SIDOARJO, Narasionline.id – Penanganan kasus dugaan penggelapan obyek kredit kendaraan di Polresta Sidoarjo semakin menimbulkan tanda tanya besar. Bukan hanya karena pelaku dilepas setelah diduga memberikan uang puluhan juta kepada oknum penyidik, tetapi juga karena barang bukti utama berupa mobil mewah tak kunjung dikembalikan kepada pemilik sahnya.
Informasi yang dihimpun menyebutkan, mobil tersebut semula disita sebagai barang bukti dalam laporan penggelapan kendaraan kredit. Namun setelah proses hukum mendadak dihentikan dan pelaku bebas begitu saja, keberadaan mobil itu justru seperti lenyap tanpa jejak.
Pemilik mobil yang enggan disebut namanya mengaku telah berkali-kali meminta kejelasan. Namun ia hanya menerima jawaban yang berubah-ubah dari pihak kepolisian.
“Yang saya mau cuma mobil saya kembali. Pelaku sudah bebas, katanya semua sudah ‘beres’ setelah kasih uang ke penyidik. Tapi mobil saya sampai sekarang tidak jelas nasibnya,” ujarnya Kamis (13/11/2025).
Isu pemberian uang puluhan juta untuk menghentikan proses hukum ini semakin memperkuat dugaan adanya penyimpangan prosedur dan lemahnya integritas penanganan perkara. Bagi publik, rangkaian kejadian ini menunjukkan betapa rapuhnya sistem penegakan hukum ketika aparat justru diduga ikut bermain.
Pengamat kepolisian dari Institute for Police Reform (IPR), Ahmad Rofiq, menilai kasus ini merupakan cerminan buruknya pengawasan internal di tubuh Polri, terutama pada perkara yang melibatkan aset berharga.
“Jika pelaku sudah dibebaskan, barang bukti mestinya dikembalikan kepada pihak yang berhak. Ketika mobilnya malah menghilang dan tidak ada dasar hukum yang jelas, ini menunjukkan ada sesuatu yang tidak beres. Propam wajib turun melakukan audit etik,” tegas Rofiq.
Ia menambahkan, dugaan transaksi puluhan juta untuk menghentikan proses hukum bukan hal yang bisa dianggap sepele.
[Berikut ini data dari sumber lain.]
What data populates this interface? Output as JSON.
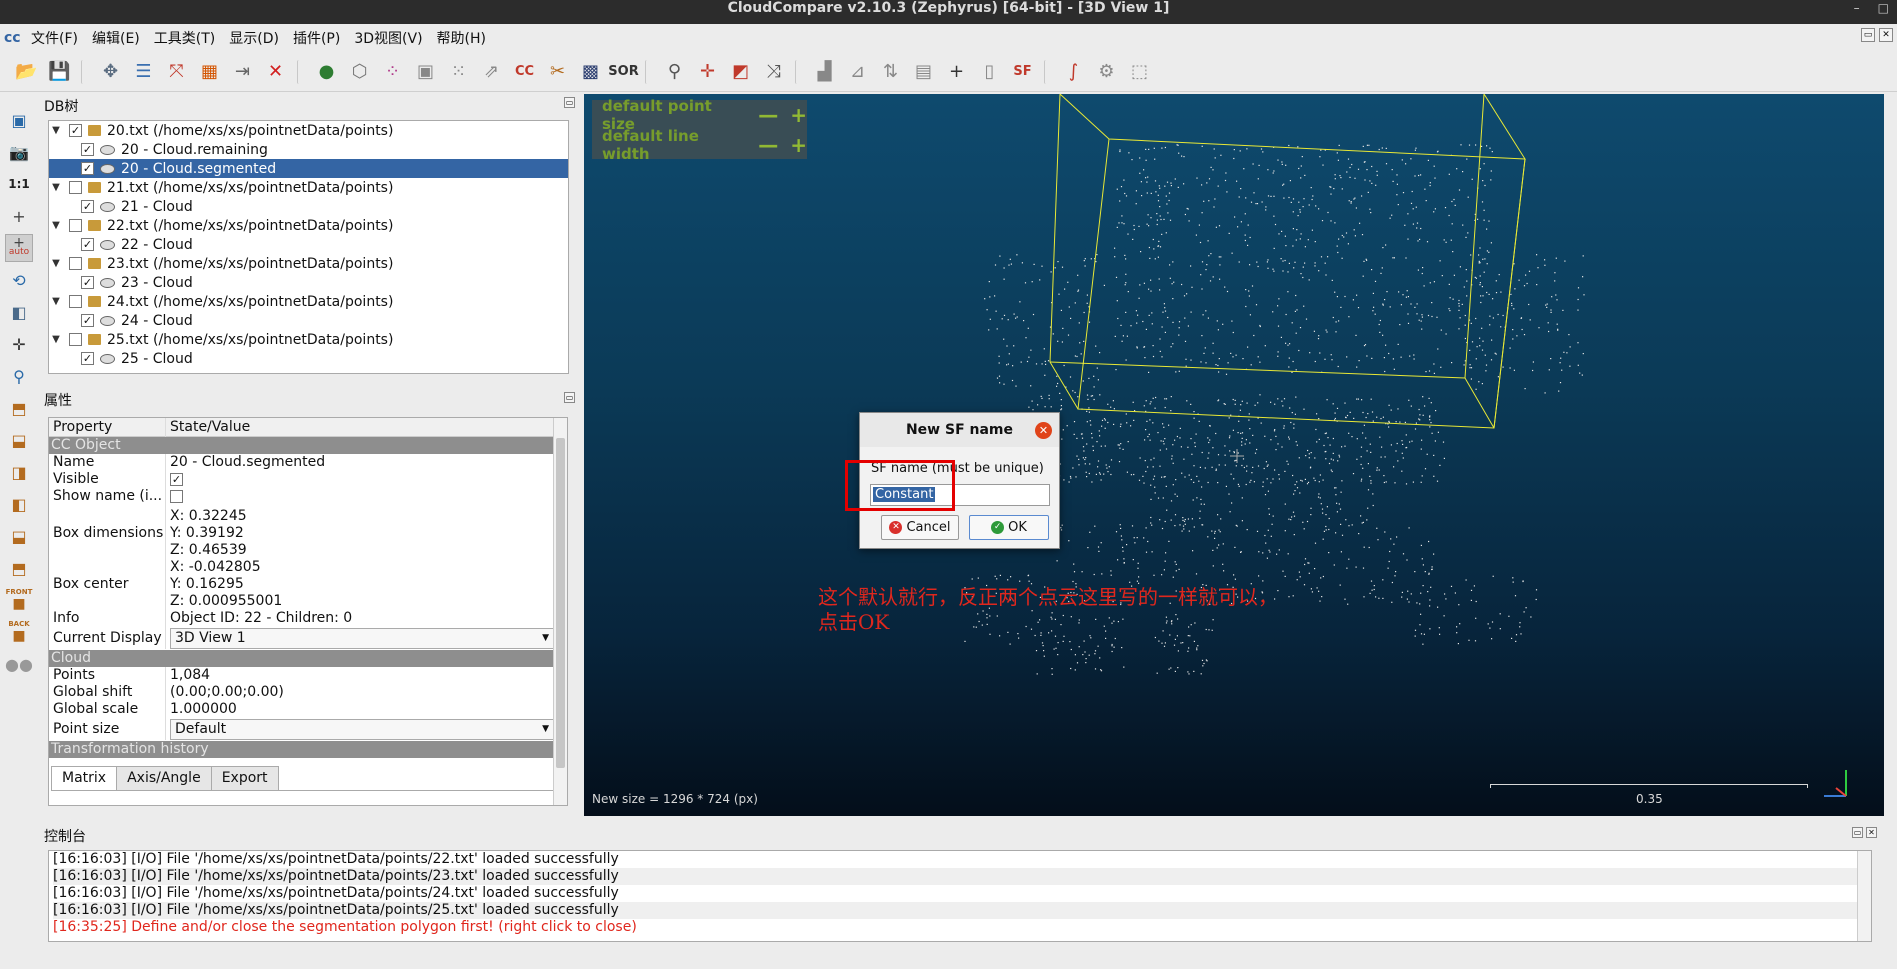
{
  "window": {
    "title": "CloudCompare v2.10.3 (Zephyrus) [64-bit] - [3D View 1]"
  },
  "menu": [
    "文件(F)",
    "编辑(E)",
    "工具类(T)",
    "显示(D)",
    "插件(P)",
    "3D视图(V)",
    "帮助(H)"
  ],
  "toolbar": {
    "sor_label": "SOR",
    "cc_label": "CC",
    "sf_label": "SF"
  },
  "left_tools": {
    "scale_label": "1:1",
    "auto_label": "auto",
    "front_label": "FRONT",
    "back_label": "BACK"
  },
  "db_tree": {
    "title": "DB树",
    "items": [
      {
        "label": "20.txt (/home/xs/xs/pointnetData/points)",
        "type": "file",
        "level": 0,
        "checked": true
      },
      {
        "label": "20 - Cloud.remaining",
        "type": "cloud",
        "level": 1,
        "checked": true
      },
      {
        "label": "20 - Cloud.segmented",
        "type": "cloud",
        "level": 1,
        "checked": true,
        "selected": true
      },
      {
        "label": "21.txt (/home/xs/xs/pointnetData/points)",
        "type": "file",
        "level": 0,
        "checked": false
      },
      {
        "label": "21 - Cloud",
        "type": "cloud",
        "level": 1,
        "checked": true
      },
      {
        "label": "22.txt (/home/xs/xs/pointnetData/points)",
        "type": "file",
        "level": 0,
        "checked": false
      },
      {
        "label": "22 - Cloud",
        "type": "cloud",
        "level": 1,
        "checked": true
      },
      {
        "label": "23.txt (/home/xs/xs/pointnetData/points)",
        "type": "file",
        "level": 0,
        "checked": false
      },
      {
        "label": "23 - Cloud",
        "type": "cloud",
        "level": 1,
        "checked": true
      },
      {
        "label": "24.txt (/home/xs/xs/pointnetData/points)",
        "type": "file",
        "level": 0,
        "checked": false
      },
      {
        "label": "24 - Cloud",
        "type": "cloud",
        "level": 1,
        "checked": true
      },
      {
        "label": "25.txt (/home/xs/xs/pointnetData/points)",
        "type": "file",
        "level": 0,
        "checked": false
      },
      {
        "label": "25 - Cloud",
        "type": "cloud",
        "level": 1,
        "checked": true
      }
    ]
  },
  "properties": {
    "title": "属性",
    "col_property": "Property",
    "col_value": "State/Value",
    "section_ccobject": "CC Object",
    "name_key": "Name",
    "name_val": "20 - Cloud.segmented",
    "visible_key": "Visible",
    "showname_key": "Show name (i...",
    "boxdim_key": "Box dimensions",
    "boxdim_x": "X: 0.32245",
    "boxdim_y": "Y: 0.39192",
    "boxdim_z": "Z: 0.46539",
    "boxcenter_key": "Box center",
    "boxcenter_x": "X: -0.042805",
    "boxcenter_y": "Y: 0.16295",
    "boxcenter_z": "Z: 0.000955001",
    "info_key": "Info",
    "info_val": "Object ID: 22 - Children: 0",
    "display_key": "Current Display",
    "display_val": "3D View 1",
    "section_cloud": "Cloud",
    "points_key": "Points",
    "points_val": "1,084",
    "shift_key": "Global shift",
    "shift_val": "(0.00;0.00;0.00)",
    "scale_key": "Global scale",
    "scale_val": "1.000000",
    "psize_key": "Point size",
    "psize_val": "Default",
    "section_transform": "Transformation history",
    "tabs": [
      "Matrix",
      "Axis/Angle",
      "Export"
    ]
  },
  "view3d": {
    "point_size_label": "default point size",
    "line_width_label": "default line width",
    "minus": "—",
    "plus": "+",
    "new_size": "New size = 1296 * 724 (px)",
    "scale_value": "0.35"
  },
  "dialog": {
    "title": "New SF name",
    "label": "SF name (must be unique)",
    "input_value": "Constant",
    "cancel_label": "Cancel",
    "ok_label": "OK"
  },
  "annotation": {
    "line1": "这个默认就行，反正两个点云这里写的一样就可以，",
    "line2": "点击OK"
  },
  "console": {
    "title": "控制台",
    "lines": [
      {
        "text": "[16:16:03] [I/O] File '/home/xs/xs/pointnetData/points/22.txt' loaded successfully",
        "error": false
      },
      {
        "text": "[16:16:03] [I/O] File '/home/xs/xs/pointnetData/points/23.txt' loaded successfully",
        "error": false
      },
      {
        "text": "[16:16:03] [I/O] File '/home/xs/xs/pointnetData/points/24.txt' loaded successfully",
        "error": false
      },
      {
        "text": "[16:16:03] [I/O] File '/home/xs/xs/pointnetData/points/25.txt' loaded successfully",
        "error": false
      },
      {
        "text": "[16:35:25] Define and/or close the segmentation polygon first! (right click to close)",
        "error": true
      }
    ]
  },
  "colors": {
    "accent": "#3465a4",
    "error": "#e0271d",
    "overlay_text": "#7fa428",
    "bbox": "#e8e836",
    "view_top": "#0e4a6e",
    "view_bottom": "#040e1a"
  }
}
Menurutnya, Polda Jatim maupun Divisi Propam Mabes Polri harus segera melakukan pemeriksaan menyeluruh, karena praktik seperti ini bertentangan dengan prinsip akuntabilitas dan reformasi Polri.
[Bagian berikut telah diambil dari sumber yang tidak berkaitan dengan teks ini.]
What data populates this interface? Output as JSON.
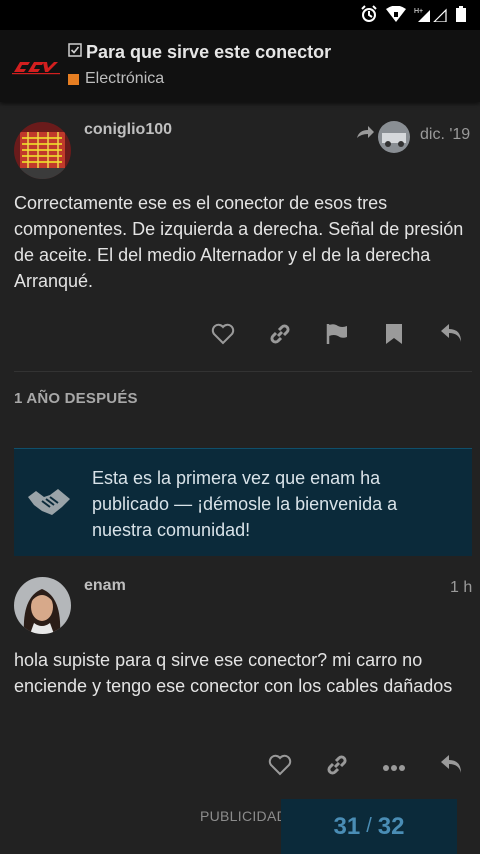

“Hukum akan terlihat amburadul kalau aparat bisa disuap untuk menghentikan perkara. Jika ini dibiarkan, publik akan semakin yakin bahwa proses hukum di Indonesia bisa dibeli,” ujarnya.
Hingga berita ini diturunkan, Polresta Sidoarjo belum memberikan penjelasan resmi terkait hilangnya mobil barang bukti maupun dugaan transaksi yang membuat pelaku bebas.
Rofiq mendorong agar inspektorat pengawasan internal bergerak cepat memastikan bahwa setiap barang bukti dikelola secara transparan dan tidak ada ruang bagi manipulasi.
“Kasus ini mungkin kecil, tetapi dampaknya besar terhadap kepercayaan publik. Jika mobil barang bukti saja bisa hilang begitu saja, bagaimana masyarakat bisa percaya pada penegakan hukum yang adil?” tandasnya.